Mongolia also plans to appoint a senior international auditor to investigate ETT's finances, Nyambaatar said.

Nyambaatar said the government was working to ensure that exports from the project would not be affected by the investigation, while also avoiding checks on Chinese coal buyers. Chinese buyers account for about 85% of the company's coal sales.

“We are trying to reduce the risk as much as possible,” he said, adding that he had met China’s ambassador to Mongolia this week to assure him that trade would not be affected.

Mongolia has long been plagued by poor governance at state-owned mining companies, which are saddled with billions of dollars in debt. But from 2020 to 2021, the country's economy has been further hit by strict COVID-19 lockdown measures, which have driven up unemployment, as well as high energy costs due to the war in Ukraine.
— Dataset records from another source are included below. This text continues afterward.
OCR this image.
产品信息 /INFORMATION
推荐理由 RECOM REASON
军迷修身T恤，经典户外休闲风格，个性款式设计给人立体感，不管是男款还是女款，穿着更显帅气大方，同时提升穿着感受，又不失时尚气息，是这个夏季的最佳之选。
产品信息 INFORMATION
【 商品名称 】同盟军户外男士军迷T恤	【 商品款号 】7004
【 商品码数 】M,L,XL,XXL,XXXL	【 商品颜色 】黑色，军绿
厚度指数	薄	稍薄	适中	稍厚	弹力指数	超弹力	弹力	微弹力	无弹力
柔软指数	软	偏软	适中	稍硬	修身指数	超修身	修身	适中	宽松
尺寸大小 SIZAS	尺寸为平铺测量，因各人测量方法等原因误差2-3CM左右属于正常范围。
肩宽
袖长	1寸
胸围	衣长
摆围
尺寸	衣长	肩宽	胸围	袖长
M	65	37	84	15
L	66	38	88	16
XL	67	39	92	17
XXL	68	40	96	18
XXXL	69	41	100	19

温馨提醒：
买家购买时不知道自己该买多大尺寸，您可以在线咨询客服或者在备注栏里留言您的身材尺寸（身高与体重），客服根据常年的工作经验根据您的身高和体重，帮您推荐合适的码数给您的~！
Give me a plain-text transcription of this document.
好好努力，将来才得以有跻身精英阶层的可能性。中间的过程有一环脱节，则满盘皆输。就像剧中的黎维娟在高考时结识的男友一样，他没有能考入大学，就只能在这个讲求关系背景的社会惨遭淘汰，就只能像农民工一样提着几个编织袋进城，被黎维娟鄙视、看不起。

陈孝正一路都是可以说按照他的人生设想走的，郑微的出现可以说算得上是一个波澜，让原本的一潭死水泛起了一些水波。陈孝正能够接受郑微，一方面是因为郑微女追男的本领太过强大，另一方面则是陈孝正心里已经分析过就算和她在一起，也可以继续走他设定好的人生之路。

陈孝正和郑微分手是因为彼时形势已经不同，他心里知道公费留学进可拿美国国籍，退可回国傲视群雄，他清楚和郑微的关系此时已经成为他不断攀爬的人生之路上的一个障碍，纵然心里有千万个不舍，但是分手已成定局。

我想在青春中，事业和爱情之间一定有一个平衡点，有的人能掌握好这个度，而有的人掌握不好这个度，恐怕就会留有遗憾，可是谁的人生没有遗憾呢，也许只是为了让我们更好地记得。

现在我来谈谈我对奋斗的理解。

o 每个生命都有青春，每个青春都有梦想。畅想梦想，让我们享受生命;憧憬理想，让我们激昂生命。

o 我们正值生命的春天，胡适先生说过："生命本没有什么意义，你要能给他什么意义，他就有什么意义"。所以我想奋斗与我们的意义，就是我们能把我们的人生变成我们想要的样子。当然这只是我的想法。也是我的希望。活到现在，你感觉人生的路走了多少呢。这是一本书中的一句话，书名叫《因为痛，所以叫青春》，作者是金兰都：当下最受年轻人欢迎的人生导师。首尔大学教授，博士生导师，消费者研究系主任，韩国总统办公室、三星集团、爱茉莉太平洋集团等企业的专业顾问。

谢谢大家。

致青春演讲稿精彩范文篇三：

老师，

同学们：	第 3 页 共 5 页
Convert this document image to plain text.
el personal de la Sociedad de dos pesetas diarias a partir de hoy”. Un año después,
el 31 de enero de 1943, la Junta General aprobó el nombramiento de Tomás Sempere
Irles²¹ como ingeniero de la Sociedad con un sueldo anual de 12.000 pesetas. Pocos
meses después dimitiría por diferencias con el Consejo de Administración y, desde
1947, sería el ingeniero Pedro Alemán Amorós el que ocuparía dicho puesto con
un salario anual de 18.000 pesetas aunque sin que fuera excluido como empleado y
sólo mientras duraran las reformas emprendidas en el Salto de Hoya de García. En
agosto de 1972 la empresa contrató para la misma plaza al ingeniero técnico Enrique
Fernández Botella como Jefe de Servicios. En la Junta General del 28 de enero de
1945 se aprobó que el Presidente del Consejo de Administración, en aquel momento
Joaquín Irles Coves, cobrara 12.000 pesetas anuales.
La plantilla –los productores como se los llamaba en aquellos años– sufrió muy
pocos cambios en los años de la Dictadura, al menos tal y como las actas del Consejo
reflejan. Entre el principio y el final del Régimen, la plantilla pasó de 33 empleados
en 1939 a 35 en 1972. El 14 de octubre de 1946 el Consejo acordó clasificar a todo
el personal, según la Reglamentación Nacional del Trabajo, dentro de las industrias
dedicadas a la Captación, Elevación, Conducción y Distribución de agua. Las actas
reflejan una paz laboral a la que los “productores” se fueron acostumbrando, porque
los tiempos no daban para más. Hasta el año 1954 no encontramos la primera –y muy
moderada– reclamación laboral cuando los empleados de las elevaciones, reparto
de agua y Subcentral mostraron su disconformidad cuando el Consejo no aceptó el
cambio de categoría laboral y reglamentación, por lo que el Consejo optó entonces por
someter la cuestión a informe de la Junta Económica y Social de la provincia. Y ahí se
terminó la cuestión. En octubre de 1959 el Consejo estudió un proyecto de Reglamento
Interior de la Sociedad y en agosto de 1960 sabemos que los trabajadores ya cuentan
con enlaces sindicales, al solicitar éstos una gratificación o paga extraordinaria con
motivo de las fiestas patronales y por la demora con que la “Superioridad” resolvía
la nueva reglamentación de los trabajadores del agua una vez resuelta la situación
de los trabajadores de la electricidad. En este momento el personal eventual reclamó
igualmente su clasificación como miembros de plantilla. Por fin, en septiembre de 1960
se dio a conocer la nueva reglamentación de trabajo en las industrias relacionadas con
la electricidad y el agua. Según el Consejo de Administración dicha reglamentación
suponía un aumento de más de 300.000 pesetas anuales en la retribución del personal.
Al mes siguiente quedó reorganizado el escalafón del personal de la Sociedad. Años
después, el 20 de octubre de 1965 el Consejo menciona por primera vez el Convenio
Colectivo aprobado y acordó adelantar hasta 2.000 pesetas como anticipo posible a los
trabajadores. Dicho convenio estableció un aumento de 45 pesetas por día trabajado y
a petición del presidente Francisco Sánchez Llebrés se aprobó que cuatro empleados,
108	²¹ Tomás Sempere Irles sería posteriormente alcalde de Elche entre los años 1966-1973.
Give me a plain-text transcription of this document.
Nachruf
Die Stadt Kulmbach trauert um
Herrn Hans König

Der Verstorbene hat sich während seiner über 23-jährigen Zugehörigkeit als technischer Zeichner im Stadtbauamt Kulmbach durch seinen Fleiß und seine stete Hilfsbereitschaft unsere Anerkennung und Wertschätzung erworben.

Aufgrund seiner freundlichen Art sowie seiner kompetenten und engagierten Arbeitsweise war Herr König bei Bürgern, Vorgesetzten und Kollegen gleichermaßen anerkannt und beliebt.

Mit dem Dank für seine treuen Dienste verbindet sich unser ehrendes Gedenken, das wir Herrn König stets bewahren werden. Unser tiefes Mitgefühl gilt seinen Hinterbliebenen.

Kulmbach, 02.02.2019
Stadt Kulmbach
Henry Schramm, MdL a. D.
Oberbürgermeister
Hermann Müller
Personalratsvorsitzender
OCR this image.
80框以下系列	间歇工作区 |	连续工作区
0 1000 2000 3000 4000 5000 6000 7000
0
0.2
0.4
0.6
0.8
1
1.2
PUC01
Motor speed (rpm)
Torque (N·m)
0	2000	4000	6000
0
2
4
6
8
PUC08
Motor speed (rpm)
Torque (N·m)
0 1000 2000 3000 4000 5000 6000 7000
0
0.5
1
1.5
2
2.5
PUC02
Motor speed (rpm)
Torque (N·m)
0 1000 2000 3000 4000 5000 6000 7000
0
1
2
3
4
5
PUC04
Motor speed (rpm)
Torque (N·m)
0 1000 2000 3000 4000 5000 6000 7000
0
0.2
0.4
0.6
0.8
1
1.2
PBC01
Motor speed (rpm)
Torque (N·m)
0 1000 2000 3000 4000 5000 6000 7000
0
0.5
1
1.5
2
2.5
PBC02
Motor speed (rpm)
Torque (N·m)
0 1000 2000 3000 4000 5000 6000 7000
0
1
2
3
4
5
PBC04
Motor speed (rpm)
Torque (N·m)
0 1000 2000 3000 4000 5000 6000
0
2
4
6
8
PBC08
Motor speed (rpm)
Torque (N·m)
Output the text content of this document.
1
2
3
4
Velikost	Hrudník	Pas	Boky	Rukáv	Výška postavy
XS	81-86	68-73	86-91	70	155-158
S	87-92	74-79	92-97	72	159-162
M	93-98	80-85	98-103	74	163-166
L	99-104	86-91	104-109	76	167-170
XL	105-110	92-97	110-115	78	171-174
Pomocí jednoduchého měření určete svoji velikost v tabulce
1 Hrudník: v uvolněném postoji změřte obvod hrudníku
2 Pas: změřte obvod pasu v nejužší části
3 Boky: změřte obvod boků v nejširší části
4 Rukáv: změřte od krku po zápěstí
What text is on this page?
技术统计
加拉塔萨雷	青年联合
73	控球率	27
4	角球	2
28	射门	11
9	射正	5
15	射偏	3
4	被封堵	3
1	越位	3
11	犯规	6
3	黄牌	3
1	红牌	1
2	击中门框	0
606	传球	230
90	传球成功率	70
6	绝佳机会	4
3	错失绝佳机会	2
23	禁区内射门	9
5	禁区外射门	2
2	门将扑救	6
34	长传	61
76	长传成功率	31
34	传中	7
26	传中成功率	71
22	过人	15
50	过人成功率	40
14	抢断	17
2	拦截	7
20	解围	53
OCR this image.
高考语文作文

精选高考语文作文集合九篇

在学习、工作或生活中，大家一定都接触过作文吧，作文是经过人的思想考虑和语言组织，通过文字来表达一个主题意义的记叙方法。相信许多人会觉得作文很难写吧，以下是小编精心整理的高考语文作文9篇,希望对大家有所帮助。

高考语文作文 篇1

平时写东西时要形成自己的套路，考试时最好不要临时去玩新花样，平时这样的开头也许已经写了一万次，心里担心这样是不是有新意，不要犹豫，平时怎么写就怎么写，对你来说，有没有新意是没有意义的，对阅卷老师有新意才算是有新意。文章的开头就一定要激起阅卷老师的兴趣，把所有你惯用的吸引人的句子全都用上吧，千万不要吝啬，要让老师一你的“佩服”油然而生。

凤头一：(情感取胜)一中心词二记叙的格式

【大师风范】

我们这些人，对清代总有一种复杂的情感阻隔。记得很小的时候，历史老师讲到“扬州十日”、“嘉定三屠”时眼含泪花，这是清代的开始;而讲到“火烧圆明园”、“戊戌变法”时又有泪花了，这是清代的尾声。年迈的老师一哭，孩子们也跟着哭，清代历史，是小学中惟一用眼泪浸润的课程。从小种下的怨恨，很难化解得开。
"How can we leave our children in this ugly debt-ridden society?" said Gantulga Tumentogtokh, 42, who spent the night in the central square for the fifth day to keep warm.

“We should really issue (state-owned company) shares and develop Mongolia. If we had done this earlier, our lives would be different. I want to see accountability.”

However, some have questioned whether the government's efforts will be enough.

"Soaring prices and rising poverty are the cause of public anger," said economist Otgochuluchuluntseren, a former government official.

"In the short term, we need to reform the governance of state-owned enterprises. In the long term, the industry must thrive by creating more sustainable and decent jobs."